The National Institutes of Health issued additional regulations for researchers at Duke after high-profile research misconduct cases have surfaced at the University in recent years.
The guidelines, which take effect April 1, will require Duke researchers applying for grants under $250,000 per year to submit a detailed budget of their proposed costs. Researchers must also receive prior NIH approval when extending grant budget periods and carrying over unused funds into the next budget period.

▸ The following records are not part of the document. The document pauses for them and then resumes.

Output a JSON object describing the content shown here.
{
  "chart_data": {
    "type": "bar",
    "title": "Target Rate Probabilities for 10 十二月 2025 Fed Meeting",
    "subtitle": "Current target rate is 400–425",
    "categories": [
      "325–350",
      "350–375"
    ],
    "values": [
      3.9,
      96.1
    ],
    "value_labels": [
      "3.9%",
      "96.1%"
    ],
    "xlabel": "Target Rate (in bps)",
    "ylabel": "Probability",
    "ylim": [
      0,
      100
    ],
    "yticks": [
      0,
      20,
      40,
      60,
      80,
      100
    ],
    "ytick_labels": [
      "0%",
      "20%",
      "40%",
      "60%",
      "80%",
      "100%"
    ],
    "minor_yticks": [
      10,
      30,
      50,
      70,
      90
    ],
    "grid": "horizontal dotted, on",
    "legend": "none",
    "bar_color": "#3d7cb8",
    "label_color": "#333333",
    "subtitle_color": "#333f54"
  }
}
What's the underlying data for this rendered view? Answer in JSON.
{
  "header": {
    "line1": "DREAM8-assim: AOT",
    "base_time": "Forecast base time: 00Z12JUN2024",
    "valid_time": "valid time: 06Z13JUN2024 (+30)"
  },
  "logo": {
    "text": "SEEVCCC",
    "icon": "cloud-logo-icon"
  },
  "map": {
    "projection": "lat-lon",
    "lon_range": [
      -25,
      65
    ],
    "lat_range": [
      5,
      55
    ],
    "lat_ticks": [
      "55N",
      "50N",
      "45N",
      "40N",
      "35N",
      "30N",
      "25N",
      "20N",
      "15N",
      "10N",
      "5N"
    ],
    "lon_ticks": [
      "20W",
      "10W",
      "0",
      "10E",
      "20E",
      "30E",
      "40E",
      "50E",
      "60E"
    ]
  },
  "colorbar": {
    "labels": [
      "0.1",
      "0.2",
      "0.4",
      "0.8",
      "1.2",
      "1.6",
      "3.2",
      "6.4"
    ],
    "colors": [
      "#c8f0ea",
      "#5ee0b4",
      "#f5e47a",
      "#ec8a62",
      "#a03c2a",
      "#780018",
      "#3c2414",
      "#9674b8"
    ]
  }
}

The new regulations, however, will not affect current research grants.
“Duke has already addressed many of the concerns that prompted this change through enhanced internal controls, education and training and new information systems, and will continue to look for opportunities to improve our oversight,” wrote Michael Schoenfeld, vice president for public affairs and government relations, in an email to The Chronicle.
Duke faculty learned of the additional regulations in a memo sent by Provost Sally Kornbluth, Chancellor for Health Affairs A. Eugene Washington, Mary Klotman—dean of the School of Medicine—and Marion Broome, dean of the School of Nursing.
“Duke will also be providing a report to the NIH by April 30 detailing our current policies and procedures, planned improvements, and assessment of our internal controls,” wrote the four administrators, in a copy of the memo obtained by The Chronicle.
They cited the development of new data systems, the addition of new grant administrator positions and expanded training in research ethics as evidence of the University’s effort to combat research misconduct in its laboratories.
The memo also noted that there was a link between the NIH’s restrictions and past controversies Duke has weathered over falsified research and embezzlement of research funds.
“NIH reports that these new requirements are a result of its concerns about Duke’s management of several research misconduct cases and grant management issues that date back to 2010, some of which have been widely reported like the Anil Potti case,” the administrators wrote.
In an email to The Chronicle, the NIH Office of Extramural Research wrote that NIH "takes seriously its responsibility to function as stewards of public funds."
"While we cannot discuss the details of the ongoing issues with Duke University, we often enhance our degree of grant oversight when concerns arise about an awardee’s ability to effectively and properly manage NIH research funds," the office wrote. "We expect to work with Duke University officials to address and correct any concerns."
Potti, a former cancer researcher at Duke, had engaged in misconduct by fabricating research that was subsequently used as the basis for clinical trials, according to a 2015 report from the government Office of Research Integrity.
Much of Potti's research, which focused on analyzing a patient’s genes to predict the effectiveness of cancer drugs, was shown to be falsified. For example, in one grant application, he stated that nine out of 33 patients in a trial responded beneficially to a cancer drug, yet there were only four people in the trial, and none of them responded to the drug. Nine of Potti’s papers have been retracted since the allegations of misconduct surfaced.
As a penalty, the ORI mandated that Potti be supervised for any NIH-funded research he conducted for the next five years. Potti, who resigned in 2010, currently practices medicine at the Cancer Center of North Dakota in Grand Forks, according to the center's website.
Duke became the focus of another inquiry into potential research misconduct after six papers authored by former professor of medicine William Foster and former clinical research coordinator Erin Potts-Kant were retracted in the period from 2013-2015. Joseph Thomas, who worked in the pulmonary division alongside Foster and Potts-Kant, sued Duke for mishandling the allegations of misconduct. The lawsuit stated that the results presented in the retracted papers led to over $80 million in funding for grants to Duke researchers and $120 million to Duke-unaffiliated research grants.
Potts-Kant—who was also arrested for embezzling nearly $15,000 in funding—later admitted to altering some of the data presented in papers. Sixteen of her papers have been retracted since her arrest in 2013.
In April 2017, the University’s motion to dismiss the lawsuit alleging research misconduct was denied, and in June, Duke acknowledged that the fraudulent data could have “potentially affected grant applications.”
Several professors whom The Chronicle contacted did not respond to requests for comment or referred The Chronicle to Schoenfeld's office.
“Duke is committed to upholding the highest standards of integrity in all our work and will of course adhere to the new guidelines,” Schoenfeld wrote. “The University looks forward to working with its scientists and administrators to ensure responsible stewardship of these grants and we will be in close communication with the NIH to ensure that their concerns are fully and quickly addressed."